Studies that looked into the effects of fortified nutrients in the milk on bone health come up short as well. American Journal of Clinical Nutrition included a meta-analysis study that examined the relationship between calcium intake and hip fractures. Many studies with large sample size (over 200,000 men and women) found that calcium intake was not associated with lower risk of hip fracture.

 

Besides the vague effects on bone health, lactose intolerance is another factor that should be considered when making recommendations.  About 75% of the world’s population have lactose intolerance, and from which 20% are US population. People who are lactose intolerant have digestive problems such as bloating, constipation, and even reflux. A Swedish study conducted a cohort study in 22788 lactose intolerant

participants. The results showed a decreased risk of lung, breast, and ovarian cancers among individuals with low or non-milk consumption. 

 

I don’t mean that you should eliminate milk or dairy from your diet.

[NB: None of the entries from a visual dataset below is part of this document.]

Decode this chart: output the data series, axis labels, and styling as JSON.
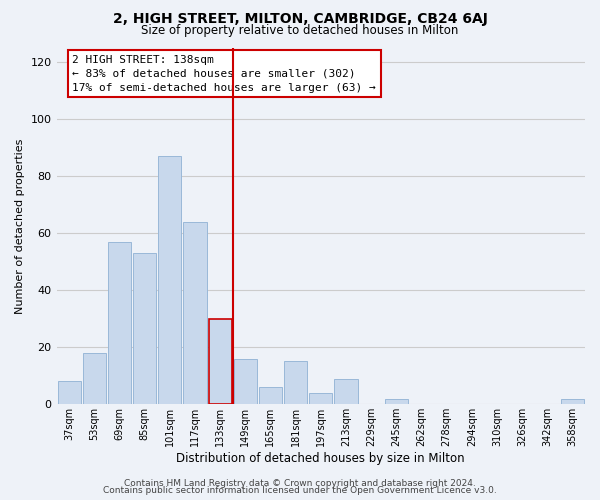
{
  "title": "2, HIGH STREET, MILTON, CAMBRIDGE, CB24 6AJ",
  "subtitle": "Size of property relative to detached houses in Milton",
  "xlabel": "Distribution of detached houses by size in Milton",
  "ylabel": "Number of detached properties",
  "footer_line1": "Contains HM Land Registry data © Crown copyright and database right 2024.",
  "footer_line2": "Contains public sector information licensed under the Open Government Licence v3.0.",
  "bin_labels": [
    "37sqm",
    "53sqm",
    "69sqm",
    "85sqm",
    "101sqm",
    "117sqm",
    "133sqm",
    "149sqm",
    "165sqm",
    "181sqm",
    "197sqm",
    "213sqm",
    "229sqm",
    "245sqm",
    "262sqm",
    "278sqm",
    "294sqm",
    "310sqm",
    "326sqm",
    "342sqm",
    "358sqm"
  ],
  "bar_heights": [
    8,
    18,
    57,
    53,
    87,
    64,
    30,
    16,
    6,
    15,
    4,
    9,
    0,
    2,
    0,
    0,
    0,
    0,
    0,
    0,
    2
  ],
  "bar_color": "#c8d8ec",
  "bar_edge_color": "#9ab8d8",
  "highlight_bar_index": 6,
  "highlight_bar_edge_color": "#cc0000",
  "vline_color": "#cc0000",
  "ylim": [
    0,
    125
  ],
  "yticks": [
    0,
    20,
    40,
    60,
    80,
    100,
    120
  ],
  "annotation_title": "2 HIGH STREET: 138sqm",
  "annotation_line1": "← 83% of detached houses are smaller (302)",
  "annotation_line2": "17% of semi-detached houses are larger (63) →",
  "annotation_box_facecolor": "#ffffff",
  "annotation_box_edgecolor": "#cc0000",
  "grid_color": "#cccccc",
  "background_color": "#eef2f8"
}
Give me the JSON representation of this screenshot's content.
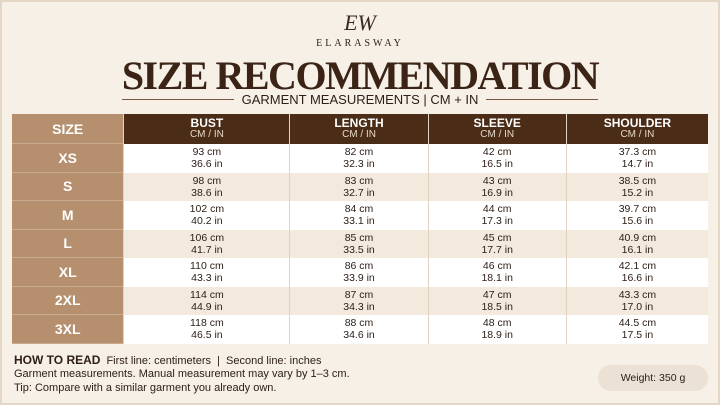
{
  "header": {
    "logo_mark": "EW",
    "brand": "ELARASWAY",
    "title": "SIZE RECOMMENDATION",
    "subtitle": "GARMENT MEASUREMENTS | CM + IN"
  },
  "table": {
    "size_header": "SIZE",
    "columns": [
      {
        "name": "BUST",
        "unit": "CM / IN"
      },
      {
        "name": "LENGTH",
        "unit": "CM / IN"
      },
      {
        "name": "SLEEVE",
        "unit": "CM / IN"
      },
      {
        "name": "SHOULDER",
        "unit": "CM / IN"
      }
    ],
    "rows": [
      {
        "size": "XS",
        "cells": [
          [
            "93 cm",
            "36.6 in"
          ],
          [
            "82 cm",
            "32.3 in"
          ],
          [
            "42 cm",
            "16.5 in"
          ],
          [
            "37.3 cm",
            "14.7 in"
          ]
        ]
      },
      {
        "size": "S",
        "cells": [
          [
            "98 cm",
            "38.6 in"
          ],
          [
            "83 cm",
            "32.7 in"
          ],
          [
            "43 cm",
            "16.9 in"
          ],
          [
            "38.5 cm",
            "15.2 in"
          ]
        ]
      },
      {
        "size": "M",
        "cells": [
          [
            "102 cm",
            "40.2 in"
          ],
          [
            "84 cm",
            "33.1 in"
          ],
          [
            "44 cm",
            "17.3 in"
          ],
          [
            "39.7 cm",
            "15.6 in"
          ]
        ]
      },
      {
        "size": "L",
        "cells": [
          [
            "106 cm",
            "41.7 in"
          ],
          [
            "85 cm",
            "33.5 in"
          ],
          [
            "45 cm",
            "17.7 in"
          ],
          [
            "40.9 cm",
            "16.1 in"
          ]
        ]
      },
      {
        "size": "XL",
        "cells": [
          [
            "110 cm",
            "43.3 in"
          ],
          [
            "86 cm",
            "33.9 in"
          ],
          [
            "46 cm",
            "18.1 in"
          ],
          [
            "42.1 cm",
            "16.6 in"
          ]
        ]
      },
      {
        "size": "2XL",
        "cells": [
          [
            "114 cm",
            "44.9 in"
          ],
          [
            "87 cm",
            "34.3 in"
          ],
          [
            "47 cm",
            "18.5 in"
          ],
          [
            "43.3 cm",
            "17.0 in"
          ]
        ]
      },
      {
        "size": "3XL",
        "cells": [
          [
            "118 cm",
            "46.5 in"
          ],
          [
            "88 cm",
            "34.6 in"
          ],
          [
            "48 cm",
            "18.9 in"
          ],
          [
            "44.5 cm",
            "17.5 in"
          ]
        ]
      }
    ]
  },
  "footer": {
    "how_to_read": "HOW TO READ",
    "how_to_read_text": "First line: centimeters  |  Second line: inches",
    "note": "Garment measurements. Manual measurement may vary by 1–3 cm.",
    "tip": "Tip: Compare with a similar garment you already own.",
    "weight": "Weight: 350 g"
  }
}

But when consuming the product, keep it in mind that the 3 cups of dairy per day may not be suitable for you even if it’s recommended by USDA. In addition, if people are deficient in a certain nutrient, they should definitely be treated with supplementation. However, most of the American population are not deficient in these nutrients, and that’s whom the recommendation targets and the dairy industry pitches to.

 

Be mindful of what you eat and keep a balanced diet. There is no clear result that healthy adults need three cups of dairy every day. But there is nothing wrong if you like milk and dairy products. Just consume it in moderation.

 

References:

  1. Byberg L, Michaëlsson K. Comments on Feskanich et al.: Milk and other dairy foods and risk of hip fracture in men and women. Osteoporosis International. 2018;29(5):1221-1222.

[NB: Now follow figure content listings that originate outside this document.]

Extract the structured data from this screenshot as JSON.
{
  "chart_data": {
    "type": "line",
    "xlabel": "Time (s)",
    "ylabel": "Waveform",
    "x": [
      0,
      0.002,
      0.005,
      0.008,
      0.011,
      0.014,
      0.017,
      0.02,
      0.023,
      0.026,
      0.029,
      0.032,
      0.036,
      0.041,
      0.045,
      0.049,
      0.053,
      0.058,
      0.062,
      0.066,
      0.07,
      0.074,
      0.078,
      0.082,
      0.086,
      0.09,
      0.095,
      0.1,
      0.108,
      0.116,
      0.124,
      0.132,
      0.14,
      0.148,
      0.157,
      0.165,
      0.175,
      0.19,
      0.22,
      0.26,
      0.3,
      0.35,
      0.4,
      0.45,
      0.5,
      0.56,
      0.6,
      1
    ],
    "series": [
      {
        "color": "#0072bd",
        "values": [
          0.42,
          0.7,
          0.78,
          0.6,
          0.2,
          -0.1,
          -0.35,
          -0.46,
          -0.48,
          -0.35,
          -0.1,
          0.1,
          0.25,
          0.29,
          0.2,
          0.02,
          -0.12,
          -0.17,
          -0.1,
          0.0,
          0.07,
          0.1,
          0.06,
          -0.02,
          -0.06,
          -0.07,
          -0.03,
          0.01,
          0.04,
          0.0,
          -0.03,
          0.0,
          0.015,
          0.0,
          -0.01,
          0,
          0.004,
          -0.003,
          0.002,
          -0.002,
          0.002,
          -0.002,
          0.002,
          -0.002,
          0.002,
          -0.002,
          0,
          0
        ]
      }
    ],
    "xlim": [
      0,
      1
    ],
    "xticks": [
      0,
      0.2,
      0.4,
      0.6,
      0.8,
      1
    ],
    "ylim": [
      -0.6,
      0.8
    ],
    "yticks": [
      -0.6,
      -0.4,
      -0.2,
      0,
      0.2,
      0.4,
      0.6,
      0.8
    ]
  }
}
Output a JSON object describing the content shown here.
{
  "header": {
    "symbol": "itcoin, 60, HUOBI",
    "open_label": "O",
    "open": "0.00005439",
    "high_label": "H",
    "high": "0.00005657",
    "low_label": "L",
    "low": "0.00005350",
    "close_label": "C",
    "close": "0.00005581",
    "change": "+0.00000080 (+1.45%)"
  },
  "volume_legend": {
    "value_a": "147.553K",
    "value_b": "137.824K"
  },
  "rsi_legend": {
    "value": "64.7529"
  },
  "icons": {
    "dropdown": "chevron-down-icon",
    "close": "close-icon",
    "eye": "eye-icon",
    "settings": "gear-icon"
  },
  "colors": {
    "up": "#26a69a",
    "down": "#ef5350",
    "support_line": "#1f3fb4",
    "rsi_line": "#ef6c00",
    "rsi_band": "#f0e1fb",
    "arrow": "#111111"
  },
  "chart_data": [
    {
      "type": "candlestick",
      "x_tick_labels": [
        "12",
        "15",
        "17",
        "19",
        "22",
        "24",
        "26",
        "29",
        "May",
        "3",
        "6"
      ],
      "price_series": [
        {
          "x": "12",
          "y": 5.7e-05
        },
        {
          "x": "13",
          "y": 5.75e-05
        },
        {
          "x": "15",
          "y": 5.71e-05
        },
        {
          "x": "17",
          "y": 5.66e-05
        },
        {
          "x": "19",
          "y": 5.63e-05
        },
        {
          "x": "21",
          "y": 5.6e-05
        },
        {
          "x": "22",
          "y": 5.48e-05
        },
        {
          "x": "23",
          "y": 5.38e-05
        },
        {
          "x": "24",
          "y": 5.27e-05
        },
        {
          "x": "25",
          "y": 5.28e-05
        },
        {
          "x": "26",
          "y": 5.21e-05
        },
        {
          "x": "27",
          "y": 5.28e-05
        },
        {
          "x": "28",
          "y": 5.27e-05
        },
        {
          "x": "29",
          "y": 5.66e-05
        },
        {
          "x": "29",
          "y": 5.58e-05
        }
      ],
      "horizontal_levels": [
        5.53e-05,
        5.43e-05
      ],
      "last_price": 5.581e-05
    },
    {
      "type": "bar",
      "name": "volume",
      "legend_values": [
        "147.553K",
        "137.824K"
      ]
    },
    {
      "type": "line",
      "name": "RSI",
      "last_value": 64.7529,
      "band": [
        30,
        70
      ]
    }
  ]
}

  2. Vogel KA, Martin BR, Mccabe LD, et al. The effect of dairy intake on bone mass and body composition in early pubertal girls and boys: a randomized controlled trial. The American Journal of Clinical Nutrition. 2017;105(5):1214-1229.

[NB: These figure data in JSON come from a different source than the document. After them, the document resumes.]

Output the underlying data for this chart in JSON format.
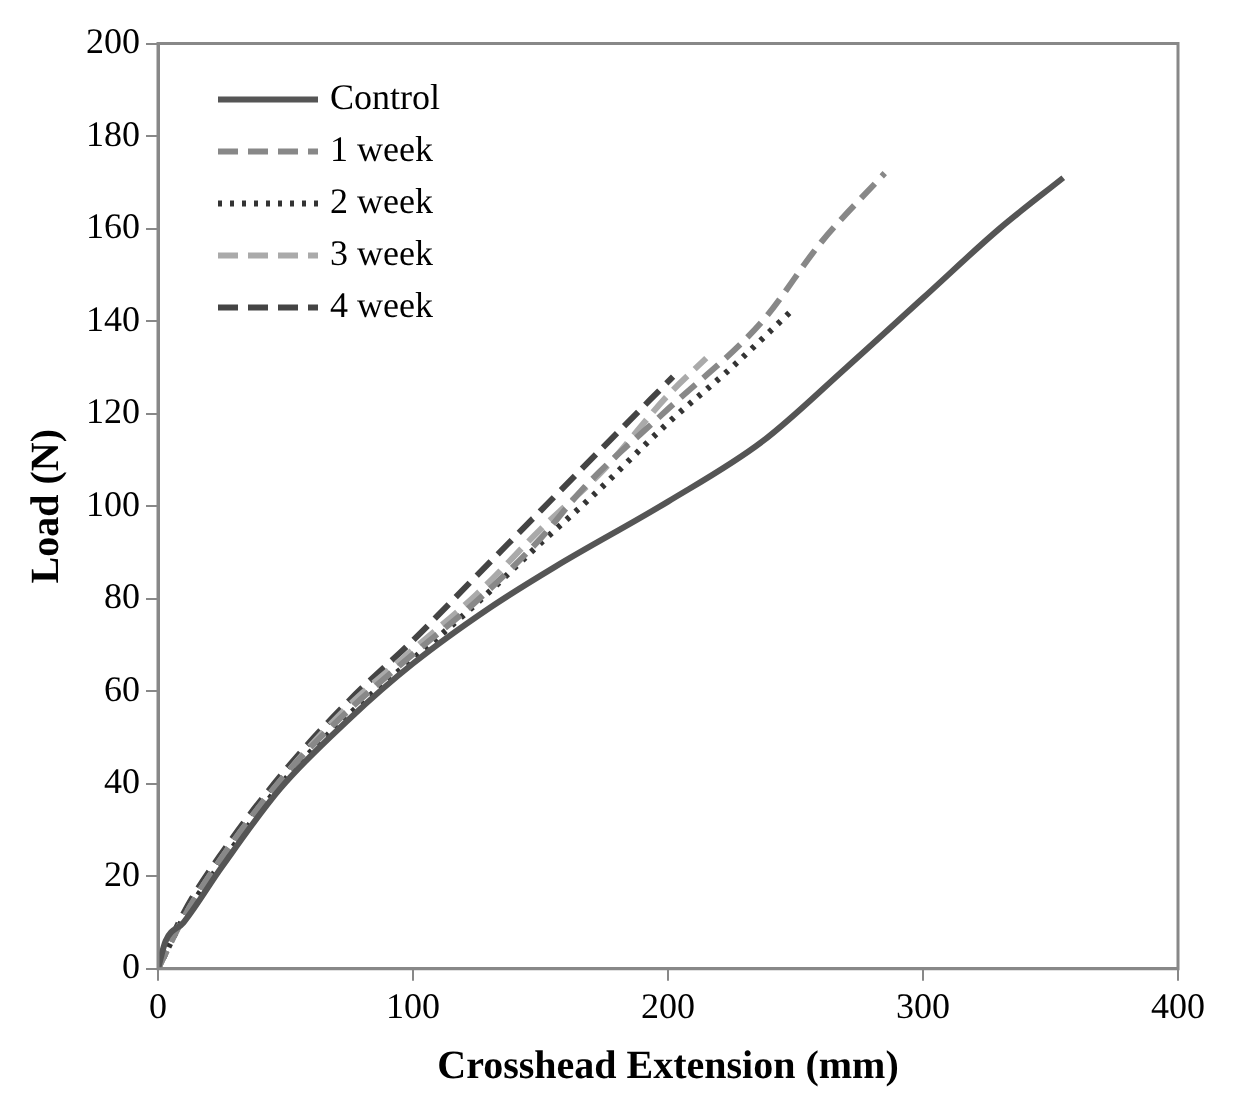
{
  "chart_data": {
    "type": "line",
    "xlabel": "Crosshead Extension (mm)",
    "ylabel": "Load (N)",
    "xlim": [
      0,
      400
    ],
    "xticks": [
      0,
      100,
      200,
      300,
      400
    ],
    "ylim": [
      0,
      200
    ],
    "yticks": [
      0,
      20,
      40,
      60,
      80,
      100,
      120,
      140,
      160,
      180,
      200
    ],
    "grid": false,
    "legend": "top left",
    "marker": "none",
    "series": [
      {
        "name": "Control",
        "color": "#555555",
        "line_style": "solid",
        "x": [
          0,
          3,
          10,
          25,
          48,
          75,
          100,
          130,
          156,
          200,
          237,
          270,
          300,
          330,
          355
        ],
        "values": [
          0,
          6,
          10,
          22,
          39,
          54,
          66,
          78,
          87,
          101,
          114,
          130,
          145,
          160,
          171
        ]
      },
      {
        "name": "1 week",
        "color": "#888888",
        "line_style": "dashed",
        "x": [
          0,
          10,
          25,
          50,
          75,
          100,
          124,
          150,
          167,
          200,
          237,
          260,
          285
        ],
        "values": [
          0,
          11,
          24,
          42,
          56,
          68,
          79,
          93,
          104,
          121,
          140,
          157,
          172
        ]
      },
      {
        "name": "2 week",
        "color": "#333333",
        "line_style": "dotted",
        "x": [
          0,
          10,
          25,
          50,
          75,
          100,
          125,
          150,
          170,
          200,
          225,
          248
        ],
        "values": [
          0,
          11,
          23,
          41,
          55,
          67,
          79,
          92,
          102,
          118,
          130,
          142
        ]
      },
      {
        "name": "3 week",
        "color": "#aaaaaa",
        "line_style": "dashed",
        "x": [
          0,
          10,
          25,
          50,
          75,
          100,
          125,
          150,
          175,
          200,
          215
        ],
        "values": [
          0,
          11,
          24,
          42,
          57,
          69,
          81,
          95,
          108,
          124,
          132
        ]
      },
      {
        "name": "4 week",
        "color": "#444444",
        "line_style": "dashed",
        "x": [
          0,
          10,
          25,
          50,
          75,
          100,
          125,
          150,
          175,
          202
        ],
        "values": [
          0,
          12,
          25,
          43,
          58,
          71,
          85,
          99,
          113,
          128
        ]
      }
    ]
  }
}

  3. Bischoff-Ferrari HA, Dawson-Hughes B, Baron JA, et al. Calcium intake and hip fracture risk in men and women: a meta-analysis of prospective cohort studies and randomized controlled trials. The American Journal of Clinical Nutrition. 2007;86(6):1780-1790.

  4. Ji J, Sundquist J, Sundquist K. Lactose intolerance and risk of lung, breast and ovarian cancers: aetiological clues from a population-based study in Sweden. British Journal of Cancer. 2014;112(1):149-152.